People can also become physically dependent on xylazine, which creates complications for people who want to start using a medication to treat opioid use disorder, like methadone. When someone stops using fentanyl as part of that process, they’d also be stopping xylazine use.
"There is the potential for them to be experiencing a withdrawal syndrome," Wightman said. "We’re still trying to figure out the best way to manage that."
Doctors are also seeing ulcers and other wounds on people who use drugs contaminated with xylazine, so part of harm reduction efforts might now need to include giving people who use drugs information on wound care, Shover said. "They take a long time to heal," she said.

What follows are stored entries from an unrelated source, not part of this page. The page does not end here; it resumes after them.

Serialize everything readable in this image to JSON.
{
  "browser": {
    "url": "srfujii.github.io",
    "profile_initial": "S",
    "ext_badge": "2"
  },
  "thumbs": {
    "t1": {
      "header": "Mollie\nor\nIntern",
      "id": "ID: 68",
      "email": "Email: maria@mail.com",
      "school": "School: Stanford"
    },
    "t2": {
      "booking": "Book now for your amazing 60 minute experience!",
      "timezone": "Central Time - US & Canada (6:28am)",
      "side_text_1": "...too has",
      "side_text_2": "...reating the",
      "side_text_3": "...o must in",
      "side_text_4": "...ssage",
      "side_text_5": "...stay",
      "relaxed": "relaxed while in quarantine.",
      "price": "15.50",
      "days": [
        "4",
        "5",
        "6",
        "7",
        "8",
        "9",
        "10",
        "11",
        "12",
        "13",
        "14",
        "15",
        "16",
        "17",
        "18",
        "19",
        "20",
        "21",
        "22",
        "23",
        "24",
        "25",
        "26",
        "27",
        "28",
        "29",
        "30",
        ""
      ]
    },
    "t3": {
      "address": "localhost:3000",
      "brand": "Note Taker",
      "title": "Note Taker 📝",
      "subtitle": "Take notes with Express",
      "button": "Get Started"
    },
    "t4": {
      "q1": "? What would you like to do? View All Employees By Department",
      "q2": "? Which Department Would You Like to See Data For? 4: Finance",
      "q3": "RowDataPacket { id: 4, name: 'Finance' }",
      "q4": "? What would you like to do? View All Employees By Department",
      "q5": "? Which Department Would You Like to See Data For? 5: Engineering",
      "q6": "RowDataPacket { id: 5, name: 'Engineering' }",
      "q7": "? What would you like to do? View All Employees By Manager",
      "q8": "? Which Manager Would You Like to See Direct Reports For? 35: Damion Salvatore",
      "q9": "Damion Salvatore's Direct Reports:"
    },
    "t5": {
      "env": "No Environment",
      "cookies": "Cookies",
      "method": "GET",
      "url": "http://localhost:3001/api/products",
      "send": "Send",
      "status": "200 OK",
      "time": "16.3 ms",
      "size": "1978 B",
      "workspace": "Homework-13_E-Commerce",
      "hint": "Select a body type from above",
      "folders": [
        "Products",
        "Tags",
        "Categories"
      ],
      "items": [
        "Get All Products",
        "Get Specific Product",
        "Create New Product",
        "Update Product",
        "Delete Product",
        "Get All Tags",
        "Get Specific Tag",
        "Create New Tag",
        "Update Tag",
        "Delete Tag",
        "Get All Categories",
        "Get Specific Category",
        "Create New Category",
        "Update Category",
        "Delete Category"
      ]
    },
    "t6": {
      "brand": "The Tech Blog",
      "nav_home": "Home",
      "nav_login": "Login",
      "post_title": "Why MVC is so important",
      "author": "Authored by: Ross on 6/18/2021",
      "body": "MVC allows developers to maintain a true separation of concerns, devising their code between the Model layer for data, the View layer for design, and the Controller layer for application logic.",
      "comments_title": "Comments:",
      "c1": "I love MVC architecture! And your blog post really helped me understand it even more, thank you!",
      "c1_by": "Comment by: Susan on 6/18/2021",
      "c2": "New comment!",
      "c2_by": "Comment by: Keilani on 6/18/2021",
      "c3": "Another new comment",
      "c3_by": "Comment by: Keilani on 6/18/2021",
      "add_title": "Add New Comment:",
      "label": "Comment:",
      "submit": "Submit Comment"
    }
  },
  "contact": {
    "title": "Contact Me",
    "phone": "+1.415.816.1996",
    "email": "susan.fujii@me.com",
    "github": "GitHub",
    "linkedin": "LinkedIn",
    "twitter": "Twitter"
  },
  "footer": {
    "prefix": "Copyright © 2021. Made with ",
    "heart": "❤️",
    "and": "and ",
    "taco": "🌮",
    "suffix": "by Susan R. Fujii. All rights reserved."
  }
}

The United States has seen new drugs spread through the supply before — most recently with fentanyl and synthetic opioids, which took off in the late 2010s and is now responsible for tens of thousands of deaths from overdose per year.
Shover said she doesn’t think xylazine will do the same level of harm, even if it becomes a fixture in the drug supply.
"It’s a very different drug," she said.
But experts are still watching its growth closely.
"We’ve seen it grow exponentially," Shover explained. "It’s definitely something I'm monitoring and I know that a lot of my colleagues in other places are trying to get a sense of when it’s arriving and how big it is."